Désolé, mais la croissance matérielle exponentielle dans un monde fini est nécessairement limitée dans le temps, car on ne pourra jamais : - pêcher plus de poisson que l’océan n’en produit - extraire plus d’énergie (pétrole, gaz, charbon) qu’il n’y en a - extraire plus de métaux (fer, or, cuivre) qu’il n’y en a - etc
D’autre part : - le flux d’extraction d’une ressource non renouvelable en quantité finie commence nécessairement à zéro, passe par un maximum, puis tend nécessairement vers zéro. - le flux d’extraction d’une ressource renouvelable ne peut pas dépasser son taux de renouvellement
Les flux d’extraction maximaux mondiaux annuel sont d’ores et déjà derrière nous pour : - l’or (1990) - la pêche océanique (1995) - le pétrole « conventionnel » (2005)
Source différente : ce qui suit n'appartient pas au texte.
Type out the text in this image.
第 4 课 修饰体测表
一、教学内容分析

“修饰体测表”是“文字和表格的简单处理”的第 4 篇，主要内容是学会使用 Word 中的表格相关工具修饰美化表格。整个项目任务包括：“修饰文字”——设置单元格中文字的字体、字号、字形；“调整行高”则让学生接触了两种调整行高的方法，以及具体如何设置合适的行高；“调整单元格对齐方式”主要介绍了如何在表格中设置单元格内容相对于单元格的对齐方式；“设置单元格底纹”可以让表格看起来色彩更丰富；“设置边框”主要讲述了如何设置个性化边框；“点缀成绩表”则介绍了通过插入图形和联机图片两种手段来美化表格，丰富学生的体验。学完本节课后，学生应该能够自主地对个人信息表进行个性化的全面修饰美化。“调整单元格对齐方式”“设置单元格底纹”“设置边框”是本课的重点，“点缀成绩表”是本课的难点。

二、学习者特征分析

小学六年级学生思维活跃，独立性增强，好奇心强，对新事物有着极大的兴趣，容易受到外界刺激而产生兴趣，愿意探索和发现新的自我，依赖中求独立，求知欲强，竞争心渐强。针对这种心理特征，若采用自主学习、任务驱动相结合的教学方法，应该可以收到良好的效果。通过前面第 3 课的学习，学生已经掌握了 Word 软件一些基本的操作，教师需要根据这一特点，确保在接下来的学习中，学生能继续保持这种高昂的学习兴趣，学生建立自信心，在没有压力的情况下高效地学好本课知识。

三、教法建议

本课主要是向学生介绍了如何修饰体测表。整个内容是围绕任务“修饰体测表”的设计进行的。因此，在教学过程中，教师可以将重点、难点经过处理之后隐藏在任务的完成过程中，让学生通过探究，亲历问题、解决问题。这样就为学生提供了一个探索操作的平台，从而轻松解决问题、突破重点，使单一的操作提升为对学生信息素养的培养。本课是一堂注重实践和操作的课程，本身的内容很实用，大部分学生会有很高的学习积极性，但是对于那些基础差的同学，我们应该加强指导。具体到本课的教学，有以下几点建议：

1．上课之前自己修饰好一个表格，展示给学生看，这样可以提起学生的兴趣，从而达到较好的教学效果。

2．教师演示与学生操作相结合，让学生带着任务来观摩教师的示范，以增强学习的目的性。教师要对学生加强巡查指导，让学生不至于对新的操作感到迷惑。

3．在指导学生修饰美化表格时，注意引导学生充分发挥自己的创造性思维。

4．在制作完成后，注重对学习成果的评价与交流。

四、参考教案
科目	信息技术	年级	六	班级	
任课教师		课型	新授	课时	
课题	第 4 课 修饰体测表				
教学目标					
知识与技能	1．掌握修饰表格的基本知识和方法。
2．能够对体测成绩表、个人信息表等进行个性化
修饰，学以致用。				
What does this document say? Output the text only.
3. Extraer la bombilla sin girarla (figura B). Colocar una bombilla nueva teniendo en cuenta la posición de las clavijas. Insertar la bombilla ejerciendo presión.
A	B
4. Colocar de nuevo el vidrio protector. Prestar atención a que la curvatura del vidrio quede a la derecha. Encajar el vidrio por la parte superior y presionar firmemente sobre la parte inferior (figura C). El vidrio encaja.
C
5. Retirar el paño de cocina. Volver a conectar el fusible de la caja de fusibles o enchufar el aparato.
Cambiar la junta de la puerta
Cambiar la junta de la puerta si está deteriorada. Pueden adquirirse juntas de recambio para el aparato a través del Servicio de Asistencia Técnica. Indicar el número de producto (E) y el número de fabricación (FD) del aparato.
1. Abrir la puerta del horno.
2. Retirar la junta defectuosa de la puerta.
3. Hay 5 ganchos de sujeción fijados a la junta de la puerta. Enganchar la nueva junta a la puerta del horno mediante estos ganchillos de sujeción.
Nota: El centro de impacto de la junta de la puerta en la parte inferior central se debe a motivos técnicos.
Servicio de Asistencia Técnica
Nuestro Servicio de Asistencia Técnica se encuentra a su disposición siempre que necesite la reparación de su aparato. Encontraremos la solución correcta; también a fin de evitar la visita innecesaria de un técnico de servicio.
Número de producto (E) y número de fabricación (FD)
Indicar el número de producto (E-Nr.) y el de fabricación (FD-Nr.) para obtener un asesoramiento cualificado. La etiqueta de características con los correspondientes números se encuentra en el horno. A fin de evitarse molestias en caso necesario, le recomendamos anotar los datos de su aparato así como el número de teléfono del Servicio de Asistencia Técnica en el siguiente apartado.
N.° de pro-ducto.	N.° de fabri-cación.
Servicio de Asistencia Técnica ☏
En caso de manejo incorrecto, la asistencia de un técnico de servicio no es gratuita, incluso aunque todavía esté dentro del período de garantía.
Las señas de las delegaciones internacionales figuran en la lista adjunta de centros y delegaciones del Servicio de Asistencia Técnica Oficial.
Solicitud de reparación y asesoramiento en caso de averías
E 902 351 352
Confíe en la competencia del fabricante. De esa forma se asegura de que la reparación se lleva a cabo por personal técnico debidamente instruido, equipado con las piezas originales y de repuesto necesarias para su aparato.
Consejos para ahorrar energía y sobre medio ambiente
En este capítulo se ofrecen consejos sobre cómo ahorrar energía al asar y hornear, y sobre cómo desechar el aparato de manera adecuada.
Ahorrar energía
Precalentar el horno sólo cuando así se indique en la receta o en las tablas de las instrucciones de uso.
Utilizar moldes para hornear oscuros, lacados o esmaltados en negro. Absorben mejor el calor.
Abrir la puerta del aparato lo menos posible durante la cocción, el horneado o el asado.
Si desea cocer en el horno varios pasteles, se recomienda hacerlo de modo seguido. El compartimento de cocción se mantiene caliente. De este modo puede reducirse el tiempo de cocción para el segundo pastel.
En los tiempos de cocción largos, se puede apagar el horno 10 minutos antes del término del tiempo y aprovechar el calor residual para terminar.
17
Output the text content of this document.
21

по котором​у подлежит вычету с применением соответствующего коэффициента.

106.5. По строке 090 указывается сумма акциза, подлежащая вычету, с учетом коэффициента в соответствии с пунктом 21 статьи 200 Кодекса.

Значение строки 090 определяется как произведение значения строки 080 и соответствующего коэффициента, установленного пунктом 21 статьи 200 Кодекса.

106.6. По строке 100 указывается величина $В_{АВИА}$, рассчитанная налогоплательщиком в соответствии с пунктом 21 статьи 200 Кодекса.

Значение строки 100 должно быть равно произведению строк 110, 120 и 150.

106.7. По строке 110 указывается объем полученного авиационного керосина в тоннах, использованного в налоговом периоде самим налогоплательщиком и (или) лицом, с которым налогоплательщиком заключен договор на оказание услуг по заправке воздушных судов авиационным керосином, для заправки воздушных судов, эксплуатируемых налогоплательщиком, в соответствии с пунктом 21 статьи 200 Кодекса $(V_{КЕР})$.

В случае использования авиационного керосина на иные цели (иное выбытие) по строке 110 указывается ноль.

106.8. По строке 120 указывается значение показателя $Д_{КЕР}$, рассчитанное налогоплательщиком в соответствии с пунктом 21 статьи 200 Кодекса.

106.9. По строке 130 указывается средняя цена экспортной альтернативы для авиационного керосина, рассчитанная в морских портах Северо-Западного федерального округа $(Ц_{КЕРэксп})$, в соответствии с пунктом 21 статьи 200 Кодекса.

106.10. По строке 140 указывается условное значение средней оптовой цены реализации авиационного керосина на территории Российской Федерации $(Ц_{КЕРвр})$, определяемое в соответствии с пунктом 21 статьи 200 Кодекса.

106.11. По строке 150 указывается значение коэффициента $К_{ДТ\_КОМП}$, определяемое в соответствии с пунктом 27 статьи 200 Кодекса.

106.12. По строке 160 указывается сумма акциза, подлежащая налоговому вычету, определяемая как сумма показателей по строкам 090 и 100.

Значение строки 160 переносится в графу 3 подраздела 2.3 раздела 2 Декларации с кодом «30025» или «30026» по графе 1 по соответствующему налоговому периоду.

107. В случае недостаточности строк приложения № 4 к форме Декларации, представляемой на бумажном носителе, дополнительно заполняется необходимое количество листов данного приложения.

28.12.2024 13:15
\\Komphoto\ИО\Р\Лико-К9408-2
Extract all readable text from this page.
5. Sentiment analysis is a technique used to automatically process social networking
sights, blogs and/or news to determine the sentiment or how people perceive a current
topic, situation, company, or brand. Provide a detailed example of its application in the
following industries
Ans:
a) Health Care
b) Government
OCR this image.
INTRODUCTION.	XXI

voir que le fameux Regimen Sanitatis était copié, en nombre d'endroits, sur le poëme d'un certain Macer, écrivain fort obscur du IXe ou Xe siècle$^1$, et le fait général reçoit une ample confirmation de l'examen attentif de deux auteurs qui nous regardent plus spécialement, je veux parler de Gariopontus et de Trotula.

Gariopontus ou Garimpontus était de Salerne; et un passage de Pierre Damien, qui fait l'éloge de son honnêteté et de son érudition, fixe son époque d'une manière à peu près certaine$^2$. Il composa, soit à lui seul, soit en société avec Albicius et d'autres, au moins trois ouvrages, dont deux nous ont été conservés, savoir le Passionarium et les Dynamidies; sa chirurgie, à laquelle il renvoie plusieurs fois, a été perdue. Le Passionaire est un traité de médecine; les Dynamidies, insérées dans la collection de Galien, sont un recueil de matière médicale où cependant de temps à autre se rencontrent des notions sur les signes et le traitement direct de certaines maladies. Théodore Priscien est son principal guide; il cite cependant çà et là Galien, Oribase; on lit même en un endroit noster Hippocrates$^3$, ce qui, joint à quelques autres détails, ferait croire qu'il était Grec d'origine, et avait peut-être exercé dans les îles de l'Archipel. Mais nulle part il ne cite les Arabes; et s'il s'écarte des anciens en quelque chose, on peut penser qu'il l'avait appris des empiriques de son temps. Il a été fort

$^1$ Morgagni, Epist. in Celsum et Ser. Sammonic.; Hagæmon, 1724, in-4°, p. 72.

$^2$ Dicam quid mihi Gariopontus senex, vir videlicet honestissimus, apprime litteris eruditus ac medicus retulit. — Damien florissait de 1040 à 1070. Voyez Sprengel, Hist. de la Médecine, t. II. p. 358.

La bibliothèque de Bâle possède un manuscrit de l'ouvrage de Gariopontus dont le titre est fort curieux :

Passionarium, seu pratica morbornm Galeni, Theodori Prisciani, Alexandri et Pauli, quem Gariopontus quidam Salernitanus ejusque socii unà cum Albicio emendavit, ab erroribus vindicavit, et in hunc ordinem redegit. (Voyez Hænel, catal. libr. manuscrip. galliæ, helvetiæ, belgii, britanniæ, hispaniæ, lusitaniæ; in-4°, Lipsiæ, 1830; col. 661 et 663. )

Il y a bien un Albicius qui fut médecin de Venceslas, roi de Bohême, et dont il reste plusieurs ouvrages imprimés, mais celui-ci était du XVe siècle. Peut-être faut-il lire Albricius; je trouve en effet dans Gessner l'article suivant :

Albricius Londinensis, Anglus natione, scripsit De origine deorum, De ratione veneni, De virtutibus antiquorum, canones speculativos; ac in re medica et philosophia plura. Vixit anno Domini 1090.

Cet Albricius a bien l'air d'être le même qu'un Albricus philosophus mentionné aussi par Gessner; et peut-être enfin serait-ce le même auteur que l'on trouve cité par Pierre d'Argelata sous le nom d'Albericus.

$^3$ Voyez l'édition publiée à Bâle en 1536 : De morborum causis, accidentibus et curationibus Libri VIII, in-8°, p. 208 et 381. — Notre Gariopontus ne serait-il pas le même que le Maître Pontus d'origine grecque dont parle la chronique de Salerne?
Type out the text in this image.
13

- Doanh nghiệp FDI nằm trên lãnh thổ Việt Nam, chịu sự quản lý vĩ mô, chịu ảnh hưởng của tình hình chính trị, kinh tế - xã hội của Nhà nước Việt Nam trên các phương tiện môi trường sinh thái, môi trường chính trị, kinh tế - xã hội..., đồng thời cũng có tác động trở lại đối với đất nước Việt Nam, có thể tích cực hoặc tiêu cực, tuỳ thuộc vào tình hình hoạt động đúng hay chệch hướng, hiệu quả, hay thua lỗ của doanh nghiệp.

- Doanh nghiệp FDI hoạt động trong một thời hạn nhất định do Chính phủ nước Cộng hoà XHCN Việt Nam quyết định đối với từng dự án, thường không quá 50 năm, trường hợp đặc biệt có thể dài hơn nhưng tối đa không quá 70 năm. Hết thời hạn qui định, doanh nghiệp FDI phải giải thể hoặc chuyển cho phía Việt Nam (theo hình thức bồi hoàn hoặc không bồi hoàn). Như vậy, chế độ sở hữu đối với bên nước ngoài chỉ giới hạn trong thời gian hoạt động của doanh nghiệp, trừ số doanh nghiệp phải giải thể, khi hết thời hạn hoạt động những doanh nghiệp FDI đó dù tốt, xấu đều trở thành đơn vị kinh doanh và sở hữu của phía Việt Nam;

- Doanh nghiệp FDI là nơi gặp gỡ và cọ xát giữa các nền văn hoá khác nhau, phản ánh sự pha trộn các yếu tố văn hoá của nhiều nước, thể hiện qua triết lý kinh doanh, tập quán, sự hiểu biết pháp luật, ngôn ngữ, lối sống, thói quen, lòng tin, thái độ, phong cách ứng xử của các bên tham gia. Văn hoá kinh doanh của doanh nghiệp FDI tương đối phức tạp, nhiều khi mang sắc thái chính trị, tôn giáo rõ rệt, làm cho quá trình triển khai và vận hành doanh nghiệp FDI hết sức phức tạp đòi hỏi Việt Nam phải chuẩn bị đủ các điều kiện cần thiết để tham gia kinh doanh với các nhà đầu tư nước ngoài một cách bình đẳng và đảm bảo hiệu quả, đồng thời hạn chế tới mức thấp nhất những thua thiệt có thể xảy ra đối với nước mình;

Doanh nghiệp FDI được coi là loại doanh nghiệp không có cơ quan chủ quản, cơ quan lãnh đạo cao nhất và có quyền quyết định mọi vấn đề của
Les flux d’extraction maximaux régionaux déjà dépassés : - Union européenne : toutes les matières premières - USA : quasiment toutes les matières premières (sauf le charbon et les métaux d’usage récent pour l’électronique) - Chine : idem USA
Les prévisions de flux maximum qui seront dépassés pour le XXI siècle : - quasiment toutes les matières premières (sauf peut-être le charbon et les métaux d’usage récent) dont environ la moitié avant 2050.
La fin de la croissance économique matérielle industrielle aura donc lieu : - certainement avant 2100 - probablement avant 2050 - possiblement avant 2030
La seule chose qui peut croître encore au delà du XXI siècle, c’est la surface agricole cultivée car actuellement « seulement » 1/4 du potentiel cultivable mondial est exploité. Ce qui ne veut pas dire pour autant que la quantité de nourriture produite continuera à augmenter en proportion car les rendements de l’agriculture industrielle dépendent de la production d’énergie et de l’eau disponible. Mais cette croissance : - à un revers dommageable pour l’humanité : la fin de la biodiversité - et une contrainte technique : il faut que la déforestation soit plus rapide que la désertification des terres cultivées.
Le GIEC n’est pas missionné pour faire des recherches scientifiques mais pour compiler, analyser et synthétiser l’ensemble des résultats de recherche validés par la communauté scientifique en rapport avec le climat.
Concernant le lien entre réchauffement climatique et activité solaire, des expériences pour le quantifier sont programmées pour cette année au CERN.
Concernant l’absence de preuve formelle au sujet du réchauffement climatique, je rappelle que pour incriminer scientifiquement le tabac comme cause du cancer du poumon il a fallu 40 ans (1988) après la mise en évidence de la corrélation (après-guerre).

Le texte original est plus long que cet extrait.